1/18/2005

Farpas Verdes CXXXVIII

A pretexto da ida de Nuno Cardoso à Polícia Judiciária sobre o negócio da permuta dos terrenos entre a autarquia e o Futebol Clube do Porto, recordo-me de no longínquo dia 15 de Setembro de 2001, na edição do Expresso, ter escrito com duas colegas um artigo que desvendava alguns dos contornos desta «negociata». A questão não estava somente na questão de prejudicar a autarquia, mas beneficiar, com esquemas esquisitos, entidades que, se não estivessem «travestidas» de clubes (estou a referir-me às SAD) não obteriam essas benesses.

Aqui abaixo deixo o texto:


Porto lidera campeonato do betão (Expresso, 15 de Setembro de 2001)
Constuir urbanizações nos terrenos onde estão os actuais estádios é a táctica dos principais clubes portugueses para terem novos recintos em 2004. Reclamam-se novas regras para o jogo e há árbitros com critérios diferentes.
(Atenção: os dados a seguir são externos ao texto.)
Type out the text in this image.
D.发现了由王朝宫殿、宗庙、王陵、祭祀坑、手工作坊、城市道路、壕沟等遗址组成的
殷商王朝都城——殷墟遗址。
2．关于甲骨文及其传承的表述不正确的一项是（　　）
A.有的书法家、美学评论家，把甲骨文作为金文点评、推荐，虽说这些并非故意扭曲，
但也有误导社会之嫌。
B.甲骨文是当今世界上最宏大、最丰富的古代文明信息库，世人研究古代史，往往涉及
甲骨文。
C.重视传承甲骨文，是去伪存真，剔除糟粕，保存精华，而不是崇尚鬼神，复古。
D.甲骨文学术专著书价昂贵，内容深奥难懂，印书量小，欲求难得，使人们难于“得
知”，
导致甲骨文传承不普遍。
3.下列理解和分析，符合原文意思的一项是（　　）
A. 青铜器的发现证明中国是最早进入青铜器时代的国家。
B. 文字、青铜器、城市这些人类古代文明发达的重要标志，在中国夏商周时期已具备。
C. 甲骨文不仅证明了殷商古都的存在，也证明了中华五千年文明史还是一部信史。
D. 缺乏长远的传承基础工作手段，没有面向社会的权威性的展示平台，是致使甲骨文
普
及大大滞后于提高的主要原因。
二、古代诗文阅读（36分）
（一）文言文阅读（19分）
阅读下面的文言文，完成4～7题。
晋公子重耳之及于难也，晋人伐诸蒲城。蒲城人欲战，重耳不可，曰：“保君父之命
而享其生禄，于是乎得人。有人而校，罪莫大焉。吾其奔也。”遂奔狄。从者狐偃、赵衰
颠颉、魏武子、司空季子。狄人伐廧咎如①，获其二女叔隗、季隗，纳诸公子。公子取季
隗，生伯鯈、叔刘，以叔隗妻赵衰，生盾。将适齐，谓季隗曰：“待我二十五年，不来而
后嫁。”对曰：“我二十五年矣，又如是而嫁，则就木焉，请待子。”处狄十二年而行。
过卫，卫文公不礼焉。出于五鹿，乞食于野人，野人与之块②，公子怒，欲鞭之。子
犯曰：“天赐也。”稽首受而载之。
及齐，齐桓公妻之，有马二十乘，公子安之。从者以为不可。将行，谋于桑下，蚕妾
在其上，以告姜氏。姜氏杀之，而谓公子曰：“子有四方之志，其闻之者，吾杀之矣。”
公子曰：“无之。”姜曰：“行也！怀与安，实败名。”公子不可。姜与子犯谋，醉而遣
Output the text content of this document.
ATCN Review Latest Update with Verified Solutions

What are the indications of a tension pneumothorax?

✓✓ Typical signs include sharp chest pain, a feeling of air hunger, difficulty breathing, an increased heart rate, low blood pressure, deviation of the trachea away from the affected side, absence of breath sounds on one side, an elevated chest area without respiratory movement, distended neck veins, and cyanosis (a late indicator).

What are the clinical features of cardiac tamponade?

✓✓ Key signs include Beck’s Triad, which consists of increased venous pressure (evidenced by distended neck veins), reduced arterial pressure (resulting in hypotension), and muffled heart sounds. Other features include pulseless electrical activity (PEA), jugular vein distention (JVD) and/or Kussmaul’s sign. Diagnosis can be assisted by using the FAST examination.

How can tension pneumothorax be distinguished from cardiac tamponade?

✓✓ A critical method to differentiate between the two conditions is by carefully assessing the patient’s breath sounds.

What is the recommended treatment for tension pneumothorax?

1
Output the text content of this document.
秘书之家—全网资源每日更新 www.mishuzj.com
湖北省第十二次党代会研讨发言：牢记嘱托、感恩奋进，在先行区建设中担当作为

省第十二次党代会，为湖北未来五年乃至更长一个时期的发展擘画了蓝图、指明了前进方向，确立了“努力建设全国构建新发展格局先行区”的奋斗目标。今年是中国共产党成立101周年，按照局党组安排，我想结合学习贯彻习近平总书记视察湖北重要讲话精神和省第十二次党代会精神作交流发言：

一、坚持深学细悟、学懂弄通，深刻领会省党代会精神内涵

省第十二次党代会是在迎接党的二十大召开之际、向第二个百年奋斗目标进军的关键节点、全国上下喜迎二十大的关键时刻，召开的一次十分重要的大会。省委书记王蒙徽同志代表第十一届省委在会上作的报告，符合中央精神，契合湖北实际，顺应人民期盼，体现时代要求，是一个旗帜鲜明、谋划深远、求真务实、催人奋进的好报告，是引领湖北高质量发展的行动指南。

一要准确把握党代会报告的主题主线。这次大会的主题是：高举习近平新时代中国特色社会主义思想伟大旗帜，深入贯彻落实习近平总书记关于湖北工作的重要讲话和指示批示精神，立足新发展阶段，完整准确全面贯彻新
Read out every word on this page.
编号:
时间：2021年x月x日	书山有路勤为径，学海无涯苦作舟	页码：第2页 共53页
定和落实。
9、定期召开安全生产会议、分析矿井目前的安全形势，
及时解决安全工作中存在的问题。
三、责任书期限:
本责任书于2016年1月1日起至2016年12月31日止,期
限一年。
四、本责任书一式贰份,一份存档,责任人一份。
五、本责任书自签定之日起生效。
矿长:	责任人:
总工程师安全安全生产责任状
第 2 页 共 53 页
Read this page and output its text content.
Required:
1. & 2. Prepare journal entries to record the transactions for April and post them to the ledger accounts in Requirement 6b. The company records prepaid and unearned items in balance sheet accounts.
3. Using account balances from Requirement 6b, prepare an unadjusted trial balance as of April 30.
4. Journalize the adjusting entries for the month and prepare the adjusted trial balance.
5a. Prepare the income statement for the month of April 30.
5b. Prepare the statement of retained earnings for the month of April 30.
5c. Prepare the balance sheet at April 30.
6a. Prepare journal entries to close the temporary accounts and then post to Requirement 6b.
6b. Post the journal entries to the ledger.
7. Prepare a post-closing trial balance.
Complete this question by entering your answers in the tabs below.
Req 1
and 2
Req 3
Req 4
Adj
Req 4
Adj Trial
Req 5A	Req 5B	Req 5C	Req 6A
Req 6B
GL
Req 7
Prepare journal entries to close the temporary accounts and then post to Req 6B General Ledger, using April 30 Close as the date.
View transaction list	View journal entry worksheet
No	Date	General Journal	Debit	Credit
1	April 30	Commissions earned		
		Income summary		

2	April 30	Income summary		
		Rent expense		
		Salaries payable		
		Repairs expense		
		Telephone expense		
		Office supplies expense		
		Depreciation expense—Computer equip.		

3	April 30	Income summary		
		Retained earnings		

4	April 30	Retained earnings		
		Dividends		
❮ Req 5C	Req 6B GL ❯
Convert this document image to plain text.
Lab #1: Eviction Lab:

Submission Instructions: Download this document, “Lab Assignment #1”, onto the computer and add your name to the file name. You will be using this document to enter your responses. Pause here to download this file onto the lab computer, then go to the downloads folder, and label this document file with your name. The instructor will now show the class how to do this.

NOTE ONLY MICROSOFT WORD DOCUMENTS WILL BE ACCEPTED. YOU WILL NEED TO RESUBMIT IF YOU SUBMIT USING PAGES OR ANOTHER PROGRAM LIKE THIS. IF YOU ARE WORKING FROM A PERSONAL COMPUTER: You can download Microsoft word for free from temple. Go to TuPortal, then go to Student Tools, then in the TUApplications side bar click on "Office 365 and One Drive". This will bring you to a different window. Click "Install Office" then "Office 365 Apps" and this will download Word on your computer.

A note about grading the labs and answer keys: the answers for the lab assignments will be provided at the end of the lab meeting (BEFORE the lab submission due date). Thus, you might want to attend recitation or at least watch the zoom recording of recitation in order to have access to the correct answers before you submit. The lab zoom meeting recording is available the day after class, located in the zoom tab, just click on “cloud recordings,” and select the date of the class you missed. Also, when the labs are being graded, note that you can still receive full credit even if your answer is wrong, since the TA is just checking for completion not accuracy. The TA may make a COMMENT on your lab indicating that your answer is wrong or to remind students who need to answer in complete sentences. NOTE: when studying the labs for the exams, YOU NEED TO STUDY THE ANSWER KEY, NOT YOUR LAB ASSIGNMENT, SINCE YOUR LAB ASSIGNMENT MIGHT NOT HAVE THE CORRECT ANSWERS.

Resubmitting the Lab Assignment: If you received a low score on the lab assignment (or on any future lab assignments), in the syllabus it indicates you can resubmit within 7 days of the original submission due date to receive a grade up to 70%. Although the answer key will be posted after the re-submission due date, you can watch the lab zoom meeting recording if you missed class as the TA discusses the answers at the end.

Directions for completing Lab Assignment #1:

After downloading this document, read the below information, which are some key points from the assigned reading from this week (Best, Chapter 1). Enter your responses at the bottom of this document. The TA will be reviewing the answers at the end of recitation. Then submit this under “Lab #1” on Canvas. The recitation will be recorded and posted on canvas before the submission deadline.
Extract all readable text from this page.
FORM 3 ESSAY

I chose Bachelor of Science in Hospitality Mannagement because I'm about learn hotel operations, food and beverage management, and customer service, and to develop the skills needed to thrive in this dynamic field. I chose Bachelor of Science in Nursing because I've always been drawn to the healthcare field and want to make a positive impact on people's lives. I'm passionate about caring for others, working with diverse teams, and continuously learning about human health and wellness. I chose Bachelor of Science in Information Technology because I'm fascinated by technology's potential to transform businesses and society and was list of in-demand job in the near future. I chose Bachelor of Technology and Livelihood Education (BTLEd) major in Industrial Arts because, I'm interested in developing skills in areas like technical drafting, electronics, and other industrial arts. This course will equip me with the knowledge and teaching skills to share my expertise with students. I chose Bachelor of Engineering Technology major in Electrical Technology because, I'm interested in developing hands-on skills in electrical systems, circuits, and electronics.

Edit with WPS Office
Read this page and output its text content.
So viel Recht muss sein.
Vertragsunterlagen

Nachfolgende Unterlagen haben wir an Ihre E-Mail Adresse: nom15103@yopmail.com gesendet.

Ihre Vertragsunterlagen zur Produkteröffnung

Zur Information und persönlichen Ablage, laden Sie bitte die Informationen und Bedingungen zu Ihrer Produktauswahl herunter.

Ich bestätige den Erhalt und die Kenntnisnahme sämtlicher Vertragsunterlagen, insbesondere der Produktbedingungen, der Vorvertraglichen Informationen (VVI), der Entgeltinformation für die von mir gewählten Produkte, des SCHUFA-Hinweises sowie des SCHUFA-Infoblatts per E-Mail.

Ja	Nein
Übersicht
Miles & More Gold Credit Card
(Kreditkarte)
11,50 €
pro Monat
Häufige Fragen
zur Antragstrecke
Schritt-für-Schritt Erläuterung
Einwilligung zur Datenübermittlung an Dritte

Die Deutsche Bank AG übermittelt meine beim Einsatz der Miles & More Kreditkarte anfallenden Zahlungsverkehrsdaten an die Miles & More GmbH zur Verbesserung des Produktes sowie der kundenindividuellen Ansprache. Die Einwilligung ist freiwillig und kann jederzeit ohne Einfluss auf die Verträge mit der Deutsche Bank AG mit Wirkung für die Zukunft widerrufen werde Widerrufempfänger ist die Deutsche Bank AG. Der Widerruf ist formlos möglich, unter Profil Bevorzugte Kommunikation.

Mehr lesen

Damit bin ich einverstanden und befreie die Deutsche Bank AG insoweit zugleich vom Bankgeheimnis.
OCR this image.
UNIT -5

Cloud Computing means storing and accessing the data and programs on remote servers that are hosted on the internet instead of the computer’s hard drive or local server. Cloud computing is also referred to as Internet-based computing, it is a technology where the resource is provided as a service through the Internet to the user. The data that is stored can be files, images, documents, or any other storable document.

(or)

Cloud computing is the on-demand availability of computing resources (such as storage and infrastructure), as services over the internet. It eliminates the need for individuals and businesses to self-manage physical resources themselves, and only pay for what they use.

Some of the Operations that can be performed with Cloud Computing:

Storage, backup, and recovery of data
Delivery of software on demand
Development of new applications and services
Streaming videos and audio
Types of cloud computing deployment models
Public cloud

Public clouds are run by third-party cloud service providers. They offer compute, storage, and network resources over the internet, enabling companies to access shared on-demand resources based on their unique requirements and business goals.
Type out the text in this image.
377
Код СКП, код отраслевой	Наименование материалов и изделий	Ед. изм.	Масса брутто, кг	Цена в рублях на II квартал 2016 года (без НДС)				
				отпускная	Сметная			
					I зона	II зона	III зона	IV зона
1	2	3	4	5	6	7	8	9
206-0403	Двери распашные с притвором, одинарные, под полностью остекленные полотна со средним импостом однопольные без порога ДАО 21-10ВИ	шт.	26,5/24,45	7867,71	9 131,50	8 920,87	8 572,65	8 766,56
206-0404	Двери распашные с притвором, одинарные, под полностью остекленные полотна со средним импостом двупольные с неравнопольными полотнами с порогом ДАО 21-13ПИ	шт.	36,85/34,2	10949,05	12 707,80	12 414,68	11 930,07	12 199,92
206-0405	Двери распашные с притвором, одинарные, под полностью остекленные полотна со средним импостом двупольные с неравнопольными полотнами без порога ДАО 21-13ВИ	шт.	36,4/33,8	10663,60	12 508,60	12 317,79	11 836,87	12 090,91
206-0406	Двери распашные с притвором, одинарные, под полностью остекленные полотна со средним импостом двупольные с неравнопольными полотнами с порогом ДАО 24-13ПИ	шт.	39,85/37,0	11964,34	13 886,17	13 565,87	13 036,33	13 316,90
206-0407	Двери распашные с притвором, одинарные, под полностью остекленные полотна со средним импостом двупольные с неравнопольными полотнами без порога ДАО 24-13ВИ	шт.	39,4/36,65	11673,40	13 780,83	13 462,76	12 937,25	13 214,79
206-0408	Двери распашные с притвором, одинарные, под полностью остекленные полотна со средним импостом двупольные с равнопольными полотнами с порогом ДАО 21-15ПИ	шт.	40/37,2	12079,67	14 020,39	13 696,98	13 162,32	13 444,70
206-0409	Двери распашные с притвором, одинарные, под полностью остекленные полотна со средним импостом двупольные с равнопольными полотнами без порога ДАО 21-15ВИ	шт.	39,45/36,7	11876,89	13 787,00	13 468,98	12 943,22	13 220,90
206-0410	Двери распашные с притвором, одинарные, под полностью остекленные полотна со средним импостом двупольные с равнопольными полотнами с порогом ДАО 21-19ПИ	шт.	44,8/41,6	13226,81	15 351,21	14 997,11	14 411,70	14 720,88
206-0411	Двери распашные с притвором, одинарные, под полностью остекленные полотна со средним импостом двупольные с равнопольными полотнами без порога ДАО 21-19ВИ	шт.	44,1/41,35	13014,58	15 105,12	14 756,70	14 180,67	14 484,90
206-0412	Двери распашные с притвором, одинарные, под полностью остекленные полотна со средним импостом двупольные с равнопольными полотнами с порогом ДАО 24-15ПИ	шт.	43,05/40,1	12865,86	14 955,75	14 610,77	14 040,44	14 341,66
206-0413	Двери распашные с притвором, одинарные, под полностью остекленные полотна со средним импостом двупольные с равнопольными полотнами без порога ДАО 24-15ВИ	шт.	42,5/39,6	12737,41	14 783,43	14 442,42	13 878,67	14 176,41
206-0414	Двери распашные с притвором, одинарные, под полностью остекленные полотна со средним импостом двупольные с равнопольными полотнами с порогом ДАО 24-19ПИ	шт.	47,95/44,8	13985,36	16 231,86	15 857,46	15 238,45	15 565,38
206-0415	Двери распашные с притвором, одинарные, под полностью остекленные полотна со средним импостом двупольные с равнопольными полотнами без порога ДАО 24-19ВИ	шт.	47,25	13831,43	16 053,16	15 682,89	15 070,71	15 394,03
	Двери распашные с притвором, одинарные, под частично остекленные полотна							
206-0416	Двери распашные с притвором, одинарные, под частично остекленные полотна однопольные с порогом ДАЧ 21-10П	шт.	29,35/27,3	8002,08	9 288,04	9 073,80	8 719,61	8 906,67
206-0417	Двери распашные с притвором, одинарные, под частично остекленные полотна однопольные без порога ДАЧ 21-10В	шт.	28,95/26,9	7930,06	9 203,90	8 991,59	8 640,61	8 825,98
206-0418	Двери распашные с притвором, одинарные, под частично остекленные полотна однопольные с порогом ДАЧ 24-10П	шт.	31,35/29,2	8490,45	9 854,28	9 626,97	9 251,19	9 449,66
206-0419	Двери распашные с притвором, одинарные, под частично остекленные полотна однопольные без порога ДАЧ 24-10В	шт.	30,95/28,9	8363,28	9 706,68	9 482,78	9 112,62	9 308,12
A CÂMARA Municipal do Porto solucionou, de forma expedita, as limitações impostas pelo seu plano director municipal (PDM) para a componente imobiliária em redor do novo estádio das Antas. Uma situação que, por agora, está longe de se aplicar no caso dos terrenos do Benfica que ficarão livres após a demolição do actual estádio da Luz. A viabilização do projecto imobiliário do Futebol Clube do Porto (FCP) está a ser feita ao abrigo de normas provisórias, aprovadas em Conselho de Ministros de Julho do ano passado, que suspendendo o PDM da «Cidade Invicta» permitiu contornar a proibição de construção de fogos residenciais naquela zona.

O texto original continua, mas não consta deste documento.